A couple more things:

I have never been comfortable with the fact that there are two sets of style settings for chord symbols (general and text) but I don't see an easy way around that. However, right now there is a conflcit between the Y position in the text style and the height in the general style. The latter is a new addition for 2.0, and I'm not 100% sure if it needs to be there or not. But if it does remain, I think it should be an offset that is added to the Y position specified in the text style. Analogous, I think, to how lyric upper margin combines with the lyric text style Y position. Currently, for chord symbols, general style height overrides the text style Y position completely, making the latter ineffectual. At this point, I could go either way (remove general style height or make it additive with text style Y), but I'd like to make the call and do it soon.

Also, Tony Mountifield did some great work a while back in getting an automatic capo facility working, then redid that work recently to bring the code up to date after all of my chord parsing/rendering changes went through. I guess the Travis build failed on his pull request - probably on account of tests that would need to be updated - but I assume the code basically works. If there is consensus that this is worth doing - and I for one think it is - then I'd like to do whatever it takes to get the Travis build working and see the PR merged.

One more thing:

It has been suggested that "h" be accepted as a shorthand for half-diminished. Currently, I use "0" (number 0, which once upon a time was commonly represented with a slash through it). It's easy enough to add "h" as a synonym, but I have some concerns I'd like feedback on.

- "h" is used in the new figured bass facility to mean "natural". Presumably, this is because the shapes are similar. I wonder if this convention is standard at all? Anyhow, currently, chord symbols include no representation for a natural sign - they aren't normally used. But I am reluctant to introudce unnecessary inconsistencies.

- "h" is a natural shorthand for half-diminished in English. Probably not so much in other languages.

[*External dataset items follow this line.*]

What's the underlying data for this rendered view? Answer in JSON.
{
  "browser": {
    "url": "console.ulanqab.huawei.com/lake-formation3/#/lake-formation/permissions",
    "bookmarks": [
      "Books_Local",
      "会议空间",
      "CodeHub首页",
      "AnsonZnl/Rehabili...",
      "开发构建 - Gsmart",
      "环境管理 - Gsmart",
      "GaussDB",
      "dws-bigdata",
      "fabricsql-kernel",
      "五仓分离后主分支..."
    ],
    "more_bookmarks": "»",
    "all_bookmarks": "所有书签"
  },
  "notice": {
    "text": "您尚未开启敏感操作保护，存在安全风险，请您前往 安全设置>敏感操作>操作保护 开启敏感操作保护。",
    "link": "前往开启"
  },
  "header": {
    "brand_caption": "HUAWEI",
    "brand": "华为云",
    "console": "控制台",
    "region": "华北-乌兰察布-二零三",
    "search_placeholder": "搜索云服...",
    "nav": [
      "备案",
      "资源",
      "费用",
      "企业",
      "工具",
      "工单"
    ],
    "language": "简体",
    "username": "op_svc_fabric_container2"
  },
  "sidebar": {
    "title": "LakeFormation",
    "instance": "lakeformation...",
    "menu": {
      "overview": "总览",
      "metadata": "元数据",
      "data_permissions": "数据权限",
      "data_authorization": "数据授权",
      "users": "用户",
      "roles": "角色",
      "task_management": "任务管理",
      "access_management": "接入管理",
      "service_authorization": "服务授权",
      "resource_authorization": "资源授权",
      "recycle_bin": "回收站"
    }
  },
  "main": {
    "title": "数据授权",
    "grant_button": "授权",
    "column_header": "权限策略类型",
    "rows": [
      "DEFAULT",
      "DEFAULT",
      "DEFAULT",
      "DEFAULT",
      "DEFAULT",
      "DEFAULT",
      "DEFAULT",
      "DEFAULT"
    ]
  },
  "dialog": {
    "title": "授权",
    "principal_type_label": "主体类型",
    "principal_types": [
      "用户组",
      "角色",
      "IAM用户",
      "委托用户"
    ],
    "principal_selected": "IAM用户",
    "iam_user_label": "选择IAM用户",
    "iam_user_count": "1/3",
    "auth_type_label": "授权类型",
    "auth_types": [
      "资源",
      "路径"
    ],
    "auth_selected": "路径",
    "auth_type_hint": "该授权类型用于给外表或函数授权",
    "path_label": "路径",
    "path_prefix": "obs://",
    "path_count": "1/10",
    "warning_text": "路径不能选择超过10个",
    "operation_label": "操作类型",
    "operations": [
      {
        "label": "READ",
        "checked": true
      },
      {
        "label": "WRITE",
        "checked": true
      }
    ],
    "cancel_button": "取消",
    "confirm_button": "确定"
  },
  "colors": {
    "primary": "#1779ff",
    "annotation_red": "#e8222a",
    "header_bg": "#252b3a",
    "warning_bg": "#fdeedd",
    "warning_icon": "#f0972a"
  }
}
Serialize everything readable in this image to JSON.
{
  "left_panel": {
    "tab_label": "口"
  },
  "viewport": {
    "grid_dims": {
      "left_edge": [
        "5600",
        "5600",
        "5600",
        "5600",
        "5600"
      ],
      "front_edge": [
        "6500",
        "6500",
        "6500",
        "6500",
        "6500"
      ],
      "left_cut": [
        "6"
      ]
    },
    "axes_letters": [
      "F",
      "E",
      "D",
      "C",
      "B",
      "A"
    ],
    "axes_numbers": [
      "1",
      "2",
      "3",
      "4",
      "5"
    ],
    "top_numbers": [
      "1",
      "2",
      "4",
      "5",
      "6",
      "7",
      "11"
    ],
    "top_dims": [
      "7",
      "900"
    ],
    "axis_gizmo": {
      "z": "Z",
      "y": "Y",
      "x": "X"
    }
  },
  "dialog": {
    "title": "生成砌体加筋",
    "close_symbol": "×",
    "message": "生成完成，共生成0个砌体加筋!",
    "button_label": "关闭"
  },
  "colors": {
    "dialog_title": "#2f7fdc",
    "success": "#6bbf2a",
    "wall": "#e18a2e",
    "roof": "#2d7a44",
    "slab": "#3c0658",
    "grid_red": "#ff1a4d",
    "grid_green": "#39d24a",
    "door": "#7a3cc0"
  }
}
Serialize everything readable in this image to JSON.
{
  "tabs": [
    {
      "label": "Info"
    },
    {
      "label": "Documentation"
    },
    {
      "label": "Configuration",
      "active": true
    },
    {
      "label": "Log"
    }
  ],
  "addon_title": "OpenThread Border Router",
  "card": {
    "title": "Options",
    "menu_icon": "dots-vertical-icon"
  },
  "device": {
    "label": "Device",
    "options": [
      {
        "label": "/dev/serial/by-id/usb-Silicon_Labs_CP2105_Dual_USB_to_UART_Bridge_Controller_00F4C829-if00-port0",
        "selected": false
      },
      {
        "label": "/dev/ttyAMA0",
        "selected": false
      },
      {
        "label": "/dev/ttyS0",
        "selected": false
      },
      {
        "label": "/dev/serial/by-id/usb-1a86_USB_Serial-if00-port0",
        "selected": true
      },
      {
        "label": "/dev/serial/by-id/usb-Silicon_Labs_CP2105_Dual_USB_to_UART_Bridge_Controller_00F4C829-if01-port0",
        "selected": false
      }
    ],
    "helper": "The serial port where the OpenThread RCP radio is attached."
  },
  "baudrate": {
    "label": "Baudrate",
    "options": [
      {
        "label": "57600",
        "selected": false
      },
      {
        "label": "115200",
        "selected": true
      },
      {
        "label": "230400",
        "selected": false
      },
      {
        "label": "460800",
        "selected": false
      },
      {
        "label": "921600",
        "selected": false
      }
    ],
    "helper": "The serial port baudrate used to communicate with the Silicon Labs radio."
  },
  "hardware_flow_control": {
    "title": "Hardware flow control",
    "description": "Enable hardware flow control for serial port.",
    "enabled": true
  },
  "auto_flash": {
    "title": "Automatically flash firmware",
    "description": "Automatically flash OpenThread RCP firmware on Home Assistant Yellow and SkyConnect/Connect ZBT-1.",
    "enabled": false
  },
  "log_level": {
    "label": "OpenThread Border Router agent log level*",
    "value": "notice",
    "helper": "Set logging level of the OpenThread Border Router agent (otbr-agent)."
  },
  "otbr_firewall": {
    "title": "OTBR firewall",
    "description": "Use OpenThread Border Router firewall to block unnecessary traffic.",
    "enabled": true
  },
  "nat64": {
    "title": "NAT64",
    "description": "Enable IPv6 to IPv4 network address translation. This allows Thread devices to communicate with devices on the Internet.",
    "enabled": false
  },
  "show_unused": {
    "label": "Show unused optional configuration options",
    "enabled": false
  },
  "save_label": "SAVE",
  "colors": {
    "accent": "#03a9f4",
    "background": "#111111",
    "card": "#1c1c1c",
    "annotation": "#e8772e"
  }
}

- Roman numeral analysis seems like it would be a natural choice to some day add to the figured bass facility, since it shares things like the vertical representation of numbers in symbols like IV64. Right now, figured bass doesn't use the half-diminished symbol, but if Roman numeral analysis were added, it would need it. Again, I'd like to plan for consistency.

- Ultimately, I plan (probably for the next release *after* 2.0) to add a shorthand customization facility, so you can specify what abbreviations you'd like to use for major, minor, augmented, diminished, and half-diminished above and beyond the "standard" ones. So you could do things like say you want "dur" and "moll" for major and minor, etc.

For these reasons, I'm thinking I'm *not* going to add "h" for half-diminished right now. But I do invite discussion, particularly about the Roman numeral analysis possibility.

In reply to by Jojo-Schmitz

chords.xml is *always* used prior to 2.0. It gets loaded in addition to whichever chord description you specify. The two files work in conjunction. The chord files control the remdering, but chords.xml defines the syntax and semantics of a chord - what you type, the MusicXML representation, etc.

As of 2.0, chords.xml will no longer be needed for new scores - just for compatibility.

The info about which notes are in the chord - the voicing tags - is indeed not used for anything in particular that I know of. But the code does exist to read that info and build appropriate data structures.